Friday, January 10, 2020

Like square clouds in a round sky

It's the first day of class and instructions are simple: look at the work of art on the screen, describe what you see in some detail, and then speculate about what it suggests about the relationship between people and nature. "There's no right answer," I tell my students; "I just want you to give me an idea of your writing and analytical skills," but when I read their responses, I am dismayed. Is there a farmer in the class? How about an artist? Not even one?

The class is Concepts of Nature and the painting is Grant Wood's Spring Turning, painted in 1936 (see it here). I've used this painting before so I'm accustomed to seeing students struggle to figure out what's going on: What are those brown squares on the hills? Baseball diamonds? An arena for horse-racing? Or just an attempt to impose symmetry on the face of nature?

They notice the grass, the intense green of the rolling hills, and I encourage them to walk up close and look at details, but maybe they're shy or maybe they're in a hurry to finish so they keep their seats and fail to notice so many small things: the tiny farmer and his team of horses tilling the ground, the road and farmhouse and fence-line tucked between the hills, and the phalanx of clouds rolling along the top of the painting.

Most of all I want them to notice the clouds. So much depends upon a white cloud rolling over a square field, and a few students pay lip service to the clouds, mostly to note that the clouds are white and fluffy. Not a single student notices that the clouds are also square.

Clouds are not supposed to be square! Why would Grant Wood have painted something so unnatural in a painting immersing the viewer in the natural world?

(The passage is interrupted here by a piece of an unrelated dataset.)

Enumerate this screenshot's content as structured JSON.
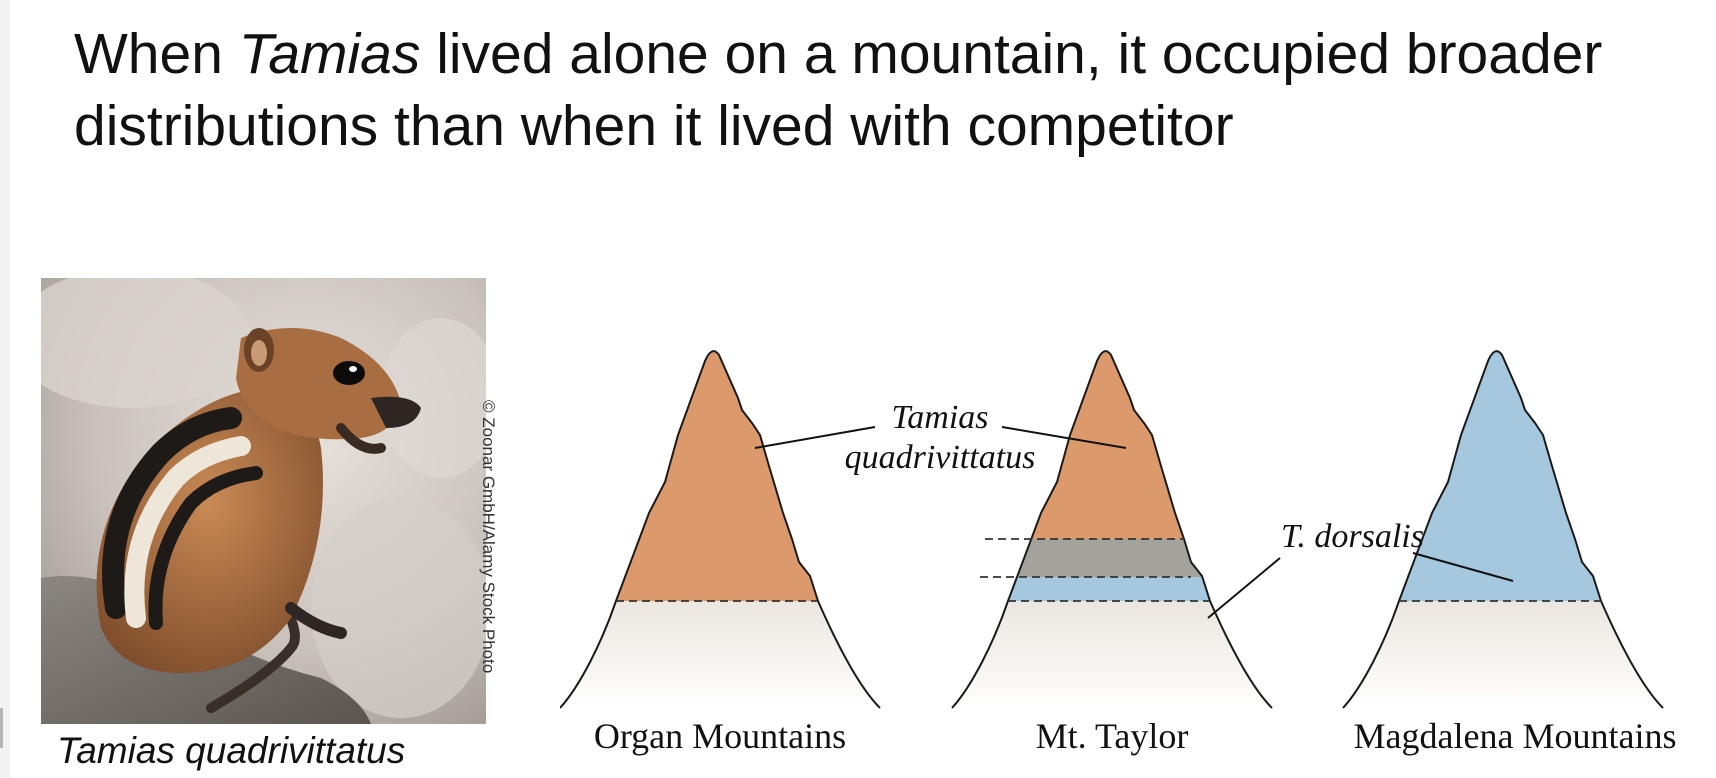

I'll ask that question on Monday when we look at the painting again, and I'll nudge students to notice the contrasting shapes: the hills are rounded and rolling, while the only straight lines and right angles are imposed by human beings, inviting us to associate roundness with nature and squares with culture. But then why the square clouds?

In fact the clouds perfectly mimic the shapes of the farmer's fields, providing a visual metaphor for the nineteenth-century belief that Rain Follows the Plow. Wood, painting in 1936, could look back at the Dust Bowl, the disastrous result of plowing without regard to the contours of the land, but he was clearly also looking back even further to the time in the late nineteenth century when farmers were enticed to settle in too-dry areas by the promise that cultivating parched land would change the weather--that plowing dry land would cause rain to fall on it.

Wood's painting mocks that concept by taking it literally, which ought to cause viewers to step back and question other assumptions. Yes, the peaceful setting evokes nostalgia for a pastoral lifestyle, and yes, the massiveness of nature dwarfs the tiny farmer with his tiny team, but step back and look at the painting as a whole and suddenly the whole landscape looks like a human body covered with a quilt of verdant green, perhaps a sexy pun on planting seeds or fertilization or perhaps a reminder that we see nature always through human eyes and shape it in our own image. 

None of my students saw that today, or if they did they lacked the confidence to write about it. If I accomplish nothing else in this class, I hope that by the end of the semester every one of my students will notice the little details that stand out like square clouds in a round sky, and I hope they will start asking questions and keep asking until they find some answers.